Day 2: This House Of Sky. The last time Summer and I had tried this route, we had only gotten up some of the inital steps before we encountered running water, no frozen creekbed. We took this as a sign that the route was out of shape and turned around, only to read on the Internet that someone climbed it complete the next day. So this time we were determined to climb the whole thing, regardless of what the initial steps looked like. We arrived just as another party was leaving their car for the same route, and all four of us soloed the inital ice steps to the first long WI2 step, further up the canyon. Here the other party used a running belay for the second, while we continued soloing and shortly soloed on past this group. Lower This House of Sky consists of many many short to medium length steps of WI2. Eventually you get dumped out into the upper basin, at tree line, and the nature of the climb and the temperatures(!) change dramatically. In the upper basin there are 3 to 4 different lines to take, all which meander up shallow gullys to the ridge line high above. The most obvous flow in the center is the line most typically climbed, but requires a good 20 min hike to approach the continuing ice. The temps were now very cold, with a fierce wind. Summer and I put on all we had brought, and I quickly lead the next pitch, which was a short but vertical pillar of brittle ice. I belayed at the following short step and brought Summer up, but she declined this lead and I lead again on brittle ice up the step and then a long snow slope to a belay by a rock. When Summer came up I was too cold to continue up the last pitch of WI2, which from a distance looks more impressive than it is up close. We descended back down to the entrance of this upper valley, and found the walk-off descent steeply through the trees skiers left of where the route enters the upper valley. Back to the cars in no time flat, this route is entirely soloable and very enjoyable, a great ramble! We took our camcorder up the route and got some fun shots!

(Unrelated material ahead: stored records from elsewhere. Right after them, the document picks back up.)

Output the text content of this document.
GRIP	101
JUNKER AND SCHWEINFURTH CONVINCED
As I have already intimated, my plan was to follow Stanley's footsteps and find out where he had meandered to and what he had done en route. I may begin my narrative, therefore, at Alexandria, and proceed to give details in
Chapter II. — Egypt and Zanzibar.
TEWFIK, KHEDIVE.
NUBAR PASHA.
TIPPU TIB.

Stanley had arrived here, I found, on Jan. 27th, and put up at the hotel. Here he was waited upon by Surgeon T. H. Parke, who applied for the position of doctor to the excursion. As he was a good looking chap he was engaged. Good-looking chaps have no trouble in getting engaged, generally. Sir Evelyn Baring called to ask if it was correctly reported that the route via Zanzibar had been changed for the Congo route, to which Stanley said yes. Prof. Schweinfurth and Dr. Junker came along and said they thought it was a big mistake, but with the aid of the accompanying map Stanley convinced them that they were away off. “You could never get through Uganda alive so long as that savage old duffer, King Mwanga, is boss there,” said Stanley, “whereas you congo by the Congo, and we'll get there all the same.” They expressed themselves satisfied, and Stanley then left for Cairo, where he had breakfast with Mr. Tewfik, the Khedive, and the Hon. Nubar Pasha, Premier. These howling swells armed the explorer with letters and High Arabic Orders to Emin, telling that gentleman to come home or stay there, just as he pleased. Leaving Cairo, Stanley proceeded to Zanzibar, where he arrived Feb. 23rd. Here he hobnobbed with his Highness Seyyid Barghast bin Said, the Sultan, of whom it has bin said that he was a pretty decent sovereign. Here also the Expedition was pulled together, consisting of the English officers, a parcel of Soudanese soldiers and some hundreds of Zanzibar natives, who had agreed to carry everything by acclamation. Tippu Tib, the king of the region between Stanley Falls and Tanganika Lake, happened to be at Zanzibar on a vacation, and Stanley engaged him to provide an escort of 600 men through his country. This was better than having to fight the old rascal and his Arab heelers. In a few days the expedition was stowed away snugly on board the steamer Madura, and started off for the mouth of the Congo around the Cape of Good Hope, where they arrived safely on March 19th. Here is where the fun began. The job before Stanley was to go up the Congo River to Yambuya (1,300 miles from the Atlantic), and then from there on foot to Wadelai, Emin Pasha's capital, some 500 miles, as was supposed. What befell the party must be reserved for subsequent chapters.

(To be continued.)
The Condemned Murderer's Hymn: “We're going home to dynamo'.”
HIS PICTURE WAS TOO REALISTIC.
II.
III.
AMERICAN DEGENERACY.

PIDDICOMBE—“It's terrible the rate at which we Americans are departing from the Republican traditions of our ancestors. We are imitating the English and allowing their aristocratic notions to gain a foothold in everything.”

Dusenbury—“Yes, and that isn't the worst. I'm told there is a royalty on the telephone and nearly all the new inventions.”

Day 3: Cascade. We met Colin H and Peter H in Banff that night, and heard that they had just climbed a thin but interesting Cascade that day, and were getting ready for a go at Sea of Vapors, reportedly in WI4 shape. This (Cascade) sounded pretty interesting to me, as its one of the few routes I have looked at but never gotten up in the Banff area, so Summer and I planned to try it the next day! We got an early start and were the only party en route, doubtless because Cascade was still in very early season shape: wet, discontinuous, and thin. But Fun! The low-angled approach pitches are "there" but at best WI2, you can bypass them with little worry that you are missing anything. I lead the first steep pitch, where huge mushrooms lead to a mushroom tower. Here there was a short section where the ice was discontinuous: if you stood up on the top of the mushroom tower, you could hook your tools into the curtain above...if everything stayed in place, you could do several steep moves onto the thin ice above and continue climbing! Certainly the crux. The next pitch had much better ice but was still interesting with lots of mushrooms. Like the previous day, we took our camcorder up the sunny route and got some great shots!